Father's Day was yesterday and in my usual way of doing most things, I thought about life and family and what it all means. My dad has been diagnosed with a dirty word in a dirty stage that I refuse to talk about too much at this point in time. I don't like it one bit. I especially don't like how time has suddenly become an issue. It frustrates me and my comforting habit of always watching a clock.
Tick. Tock.
Tick. Tock.
Tick. Tock.
As if tock is even a word.
At any rate, I was thinking about my dad yesterday and scrolling through pictures of us together. There's not a lot, but enough to make me smile. Strangely enough, I don't have many pictures of my mom and me. Why is that moms are usually not in the picture? And selfies don't count, by the way. Posting a zillion pics of you with your kid using a minimum of two filters to get the right look of "you" does not fool any of us into thinking that picture is all about your kid--
But I digress (as usual).
My dad has always cheered me on. In a scrap album tucked away in a cedar chest is a card that he sent to me following the trip in which this picture was taken. Among other things, it simply says, "I'm proud of you." He still says that often and I gotta admit, I never grow tired of hearing it. If anything, our recent turn of events has just made me appreciate it all the more.
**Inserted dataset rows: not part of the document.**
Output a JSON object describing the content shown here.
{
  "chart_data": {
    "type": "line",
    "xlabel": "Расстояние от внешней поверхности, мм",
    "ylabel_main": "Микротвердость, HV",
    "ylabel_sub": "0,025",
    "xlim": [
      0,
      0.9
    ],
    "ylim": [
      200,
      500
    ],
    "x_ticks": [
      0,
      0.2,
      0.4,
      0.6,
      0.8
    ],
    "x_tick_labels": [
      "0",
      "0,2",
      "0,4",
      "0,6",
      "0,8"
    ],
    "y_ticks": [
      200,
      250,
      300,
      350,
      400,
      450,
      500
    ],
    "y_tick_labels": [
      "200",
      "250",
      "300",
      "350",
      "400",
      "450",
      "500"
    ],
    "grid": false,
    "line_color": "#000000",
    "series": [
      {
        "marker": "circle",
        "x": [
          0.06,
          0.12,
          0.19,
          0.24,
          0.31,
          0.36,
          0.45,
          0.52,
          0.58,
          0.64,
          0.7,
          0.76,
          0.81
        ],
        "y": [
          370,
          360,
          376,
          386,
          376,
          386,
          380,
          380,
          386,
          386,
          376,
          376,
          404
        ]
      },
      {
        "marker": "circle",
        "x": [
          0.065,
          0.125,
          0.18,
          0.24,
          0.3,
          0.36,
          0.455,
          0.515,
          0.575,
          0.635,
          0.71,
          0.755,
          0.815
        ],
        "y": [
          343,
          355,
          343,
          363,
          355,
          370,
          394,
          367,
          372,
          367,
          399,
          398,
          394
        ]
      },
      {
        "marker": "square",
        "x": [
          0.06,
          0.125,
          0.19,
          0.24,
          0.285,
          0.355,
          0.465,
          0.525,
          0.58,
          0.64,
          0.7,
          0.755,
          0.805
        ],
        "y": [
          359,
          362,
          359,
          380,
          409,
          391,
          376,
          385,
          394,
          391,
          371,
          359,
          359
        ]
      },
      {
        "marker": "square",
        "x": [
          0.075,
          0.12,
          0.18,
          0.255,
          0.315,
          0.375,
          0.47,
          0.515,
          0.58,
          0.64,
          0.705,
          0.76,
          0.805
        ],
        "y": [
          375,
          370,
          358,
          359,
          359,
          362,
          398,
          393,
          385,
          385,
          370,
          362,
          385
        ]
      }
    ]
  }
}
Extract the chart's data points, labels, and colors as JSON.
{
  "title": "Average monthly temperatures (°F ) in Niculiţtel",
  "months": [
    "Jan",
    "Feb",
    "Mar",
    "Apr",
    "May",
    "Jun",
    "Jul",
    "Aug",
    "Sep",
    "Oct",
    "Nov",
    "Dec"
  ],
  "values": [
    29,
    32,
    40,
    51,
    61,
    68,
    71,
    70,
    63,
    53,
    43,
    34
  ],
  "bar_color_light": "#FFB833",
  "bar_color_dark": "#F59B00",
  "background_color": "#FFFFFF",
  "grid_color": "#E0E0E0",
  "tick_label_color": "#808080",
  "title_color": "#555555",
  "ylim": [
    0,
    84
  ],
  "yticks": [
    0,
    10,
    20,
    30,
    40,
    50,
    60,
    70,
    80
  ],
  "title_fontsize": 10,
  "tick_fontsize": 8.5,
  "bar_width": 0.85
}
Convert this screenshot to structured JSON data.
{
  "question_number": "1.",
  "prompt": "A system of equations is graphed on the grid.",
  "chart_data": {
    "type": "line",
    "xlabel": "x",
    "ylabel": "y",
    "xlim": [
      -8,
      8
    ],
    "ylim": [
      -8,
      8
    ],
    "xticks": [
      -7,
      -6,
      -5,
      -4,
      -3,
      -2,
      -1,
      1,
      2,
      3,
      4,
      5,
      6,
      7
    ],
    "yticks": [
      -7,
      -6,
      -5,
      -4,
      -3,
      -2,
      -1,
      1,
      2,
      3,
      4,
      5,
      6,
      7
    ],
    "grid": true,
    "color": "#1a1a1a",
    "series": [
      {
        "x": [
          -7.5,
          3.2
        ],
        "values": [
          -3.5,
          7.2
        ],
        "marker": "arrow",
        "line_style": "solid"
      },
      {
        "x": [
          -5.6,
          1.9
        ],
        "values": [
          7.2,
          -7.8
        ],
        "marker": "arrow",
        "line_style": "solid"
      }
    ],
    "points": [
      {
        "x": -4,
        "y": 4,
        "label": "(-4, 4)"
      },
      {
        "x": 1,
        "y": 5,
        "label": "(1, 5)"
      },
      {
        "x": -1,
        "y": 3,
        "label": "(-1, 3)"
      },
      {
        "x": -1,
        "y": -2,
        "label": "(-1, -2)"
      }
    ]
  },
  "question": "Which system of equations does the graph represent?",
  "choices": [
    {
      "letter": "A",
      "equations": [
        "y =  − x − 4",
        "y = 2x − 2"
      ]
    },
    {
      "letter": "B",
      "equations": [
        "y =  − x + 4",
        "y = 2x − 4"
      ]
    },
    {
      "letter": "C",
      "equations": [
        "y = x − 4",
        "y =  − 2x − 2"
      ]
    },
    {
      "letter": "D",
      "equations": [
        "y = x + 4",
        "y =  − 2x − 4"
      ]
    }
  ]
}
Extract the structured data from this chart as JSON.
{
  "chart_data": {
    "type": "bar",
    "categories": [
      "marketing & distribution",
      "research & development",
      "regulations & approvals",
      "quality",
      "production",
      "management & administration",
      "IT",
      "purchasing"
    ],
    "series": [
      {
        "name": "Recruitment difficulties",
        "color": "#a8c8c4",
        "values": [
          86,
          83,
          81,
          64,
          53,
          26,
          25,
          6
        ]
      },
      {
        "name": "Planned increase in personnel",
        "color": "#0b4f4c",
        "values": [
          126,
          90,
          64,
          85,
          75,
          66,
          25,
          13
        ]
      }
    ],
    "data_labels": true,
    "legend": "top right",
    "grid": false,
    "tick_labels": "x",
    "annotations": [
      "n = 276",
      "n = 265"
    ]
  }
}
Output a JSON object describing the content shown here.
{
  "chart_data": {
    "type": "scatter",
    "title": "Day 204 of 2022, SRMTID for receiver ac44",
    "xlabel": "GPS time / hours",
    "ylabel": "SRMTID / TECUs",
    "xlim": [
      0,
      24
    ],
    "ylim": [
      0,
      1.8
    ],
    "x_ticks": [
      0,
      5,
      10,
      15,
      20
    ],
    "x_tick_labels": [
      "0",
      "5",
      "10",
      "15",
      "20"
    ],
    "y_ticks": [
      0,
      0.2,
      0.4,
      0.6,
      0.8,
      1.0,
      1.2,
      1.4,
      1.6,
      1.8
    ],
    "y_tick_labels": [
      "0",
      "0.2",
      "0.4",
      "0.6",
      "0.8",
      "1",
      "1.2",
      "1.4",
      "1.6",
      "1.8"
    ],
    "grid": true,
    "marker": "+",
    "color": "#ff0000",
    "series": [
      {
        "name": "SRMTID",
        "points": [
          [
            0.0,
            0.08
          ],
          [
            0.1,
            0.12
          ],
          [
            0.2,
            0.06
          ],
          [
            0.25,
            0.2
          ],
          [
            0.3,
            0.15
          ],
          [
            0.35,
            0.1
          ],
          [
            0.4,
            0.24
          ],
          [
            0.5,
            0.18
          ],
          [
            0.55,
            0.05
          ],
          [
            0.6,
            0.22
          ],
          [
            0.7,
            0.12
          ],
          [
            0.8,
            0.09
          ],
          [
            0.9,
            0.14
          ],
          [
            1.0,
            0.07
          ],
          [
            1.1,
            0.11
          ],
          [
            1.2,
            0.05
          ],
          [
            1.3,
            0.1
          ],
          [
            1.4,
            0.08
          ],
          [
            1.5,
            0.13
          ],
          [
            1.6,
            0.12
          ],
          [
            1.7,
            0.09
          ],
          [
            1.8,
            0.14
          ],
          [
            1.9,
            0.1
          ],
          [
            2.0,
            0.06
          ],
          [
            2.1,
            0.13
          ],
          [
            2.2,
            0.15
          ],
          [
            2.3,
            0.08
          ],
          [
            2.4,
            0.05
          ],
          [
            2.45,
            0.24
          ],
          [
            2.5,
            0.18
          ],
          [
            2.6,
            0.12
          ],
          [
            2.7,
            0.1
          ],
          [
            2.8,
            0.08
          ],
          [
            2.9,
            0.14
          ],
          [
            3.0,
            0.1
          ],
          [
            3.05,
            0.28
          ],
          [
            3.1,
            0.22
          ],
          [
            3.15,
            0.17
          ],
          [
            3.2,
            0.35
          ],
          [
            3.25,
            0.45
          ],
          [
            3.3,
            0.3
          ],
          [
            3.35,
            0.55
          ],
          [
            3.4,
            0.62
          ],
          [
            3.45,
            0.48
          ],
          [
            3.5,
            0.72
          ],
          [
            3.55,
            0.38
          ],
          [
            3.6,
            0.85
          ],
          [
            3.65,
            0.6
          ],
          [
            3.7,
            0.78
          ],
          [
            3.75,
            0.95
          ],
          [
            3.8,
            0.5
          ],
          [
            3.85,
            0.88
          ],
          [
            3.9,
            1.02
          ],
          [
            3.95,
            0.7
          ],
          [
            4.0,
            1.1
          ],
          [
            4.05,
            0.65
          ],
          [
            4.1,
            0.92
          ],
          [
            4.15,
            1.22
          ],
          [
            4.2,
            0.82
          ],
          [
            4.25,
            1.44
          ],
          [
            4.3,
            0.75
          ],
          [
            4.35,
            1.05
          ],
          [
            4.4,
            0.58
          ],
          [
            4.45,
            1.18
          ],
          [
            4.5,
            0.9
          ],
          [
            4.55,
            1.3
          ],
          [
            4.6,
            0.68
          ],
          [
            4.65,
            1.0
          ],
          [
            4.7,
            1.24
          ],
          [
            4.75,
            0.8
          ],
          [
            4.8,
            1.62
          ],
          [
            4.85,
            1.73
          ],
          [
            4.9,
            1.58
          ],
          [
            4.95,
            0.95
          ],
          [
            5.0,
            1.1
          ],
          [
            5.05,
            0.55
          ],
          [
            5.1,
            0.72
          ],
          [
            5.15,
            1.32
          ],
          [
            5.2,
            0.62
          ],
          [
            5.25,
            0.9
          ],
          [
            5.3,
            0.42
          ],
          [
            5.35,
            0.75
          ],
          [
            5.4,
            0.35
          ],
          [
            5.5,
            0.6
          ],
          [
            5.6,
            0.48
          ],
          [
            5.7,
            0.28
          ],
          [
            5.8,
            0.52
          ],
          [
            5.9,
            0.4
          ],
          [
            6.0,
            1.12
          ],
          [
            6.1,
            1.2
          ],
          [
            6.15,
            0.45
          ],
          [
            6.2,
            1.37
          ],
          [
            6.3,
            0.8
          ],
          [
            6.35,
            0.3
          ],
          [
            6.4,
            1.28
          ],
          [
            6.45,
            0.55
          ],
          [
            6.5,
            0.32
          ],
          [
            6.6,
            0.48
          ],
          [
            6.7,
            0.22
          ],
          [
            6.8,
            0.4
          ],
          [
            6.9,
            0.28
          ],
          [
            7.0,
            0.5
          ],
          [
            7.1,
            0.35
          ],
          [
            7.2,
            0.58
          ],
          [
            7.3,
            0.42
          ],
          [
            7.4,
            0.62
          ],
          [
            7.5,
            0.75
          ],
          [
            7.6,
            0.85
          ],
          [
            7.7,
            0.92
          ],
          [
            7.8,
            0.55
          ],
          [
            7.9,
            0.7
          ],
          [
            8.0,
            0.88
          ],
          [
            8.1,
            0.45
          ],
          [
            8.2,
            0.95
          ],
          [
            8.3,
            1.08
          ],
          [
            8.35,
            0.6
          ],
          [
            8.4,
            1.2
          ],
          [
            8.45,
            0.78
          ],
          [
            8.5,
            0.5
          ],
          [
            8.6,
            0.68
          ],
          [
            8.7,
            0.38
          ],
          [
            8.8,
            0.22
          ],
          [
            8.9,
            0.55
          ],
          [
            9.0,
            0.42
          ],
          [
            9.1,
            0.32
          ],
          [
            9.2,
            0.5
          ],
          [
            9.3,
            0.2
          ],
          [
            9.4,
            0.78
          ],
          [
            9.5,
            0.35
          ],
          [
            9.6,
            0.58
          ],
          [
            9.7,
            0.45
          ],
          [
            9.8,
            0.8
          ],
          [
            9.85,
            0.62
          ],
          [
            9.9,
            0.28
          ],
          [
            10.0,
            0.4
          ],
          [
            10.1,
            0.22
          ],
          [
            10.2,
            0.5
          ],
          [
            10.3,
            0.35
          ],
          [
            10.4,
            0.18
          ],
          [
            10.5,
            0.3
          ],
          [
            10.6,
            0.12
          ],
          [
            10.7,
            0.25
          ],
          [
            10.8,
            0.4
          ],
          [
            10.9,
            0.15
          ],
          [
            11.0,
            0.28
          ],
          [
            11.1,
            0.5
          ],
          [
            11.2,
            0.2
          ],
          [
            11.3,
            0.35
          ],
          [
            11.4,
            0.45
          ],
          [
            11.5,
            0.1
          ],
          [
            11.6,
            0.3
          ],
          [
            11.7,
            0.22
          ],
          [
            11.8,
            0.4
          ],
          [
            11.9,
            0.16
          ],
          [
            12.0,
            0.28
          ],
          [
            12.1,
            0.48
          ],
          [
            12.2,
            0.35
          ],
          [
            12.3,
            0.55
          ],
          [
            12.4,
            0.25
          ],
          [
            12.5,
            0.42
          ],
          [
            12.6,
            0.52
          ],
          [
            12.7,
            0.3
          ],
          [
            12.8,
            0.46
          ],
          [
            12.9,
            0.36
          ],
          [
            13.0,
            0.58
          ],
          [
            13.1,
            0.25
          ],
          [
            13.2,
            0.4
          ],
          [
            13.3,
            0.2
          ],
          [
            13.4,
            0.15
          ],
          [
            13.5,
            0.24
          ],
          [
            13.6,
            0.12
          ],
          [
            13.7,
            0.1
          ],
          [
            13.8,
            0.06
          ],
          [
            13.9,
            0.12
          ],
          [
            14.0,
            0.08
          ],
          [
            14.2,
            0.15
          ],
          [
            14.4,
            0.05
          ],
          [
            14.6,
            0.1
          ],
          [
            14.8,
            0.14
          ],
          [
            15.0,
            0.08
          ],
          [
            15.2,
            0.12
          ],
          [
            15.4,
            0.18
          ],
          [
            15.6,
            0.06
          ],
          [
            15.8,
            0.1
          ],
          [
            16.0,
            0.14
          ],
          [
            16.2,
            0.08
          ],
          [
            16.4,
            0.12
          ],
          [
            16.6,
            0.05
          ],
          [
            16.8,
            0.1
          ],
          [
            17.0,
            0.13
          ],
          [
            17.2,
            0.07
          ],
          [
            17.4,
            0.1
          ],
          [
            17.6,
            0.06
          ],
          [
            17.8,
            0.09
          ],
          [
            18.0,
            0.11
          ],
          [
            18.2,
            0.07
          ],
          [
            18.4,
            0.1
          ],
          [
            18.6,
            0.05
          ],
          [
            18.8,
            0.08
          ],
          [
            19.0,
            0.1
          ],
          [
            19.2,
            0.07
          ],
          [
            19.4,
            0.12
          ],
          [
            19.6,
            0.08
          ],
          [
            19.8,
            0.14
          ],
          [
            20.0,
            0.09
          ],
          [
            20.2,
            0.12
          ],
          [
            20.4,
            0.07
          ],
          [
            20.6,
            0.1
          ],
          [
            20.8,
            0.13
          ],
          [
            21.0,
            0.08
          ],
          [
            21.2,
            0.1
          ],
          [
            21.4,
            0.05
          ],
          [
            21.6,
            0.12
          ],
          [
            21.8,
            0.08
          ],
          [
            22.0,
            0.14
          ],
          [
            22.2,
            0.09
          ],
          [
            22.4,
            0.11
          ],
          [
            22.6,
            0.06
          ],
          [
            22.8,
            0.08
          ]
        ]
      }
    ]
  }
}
I always knew I had a good dad.
I always knew I was fortunate.
May the ticking of the clock always remind us to cherish yesterday and anticipate tomorrow. May we never grow weary of spending time with the ones we love. And may mountain-top memories always remind us that if even for a brief moment in time, we really were on top of the world.
Or something like that.
Happy Belated Father's Day to the men who make dreams seem possible. Even if we never reach them, they're the ones who always believed we could.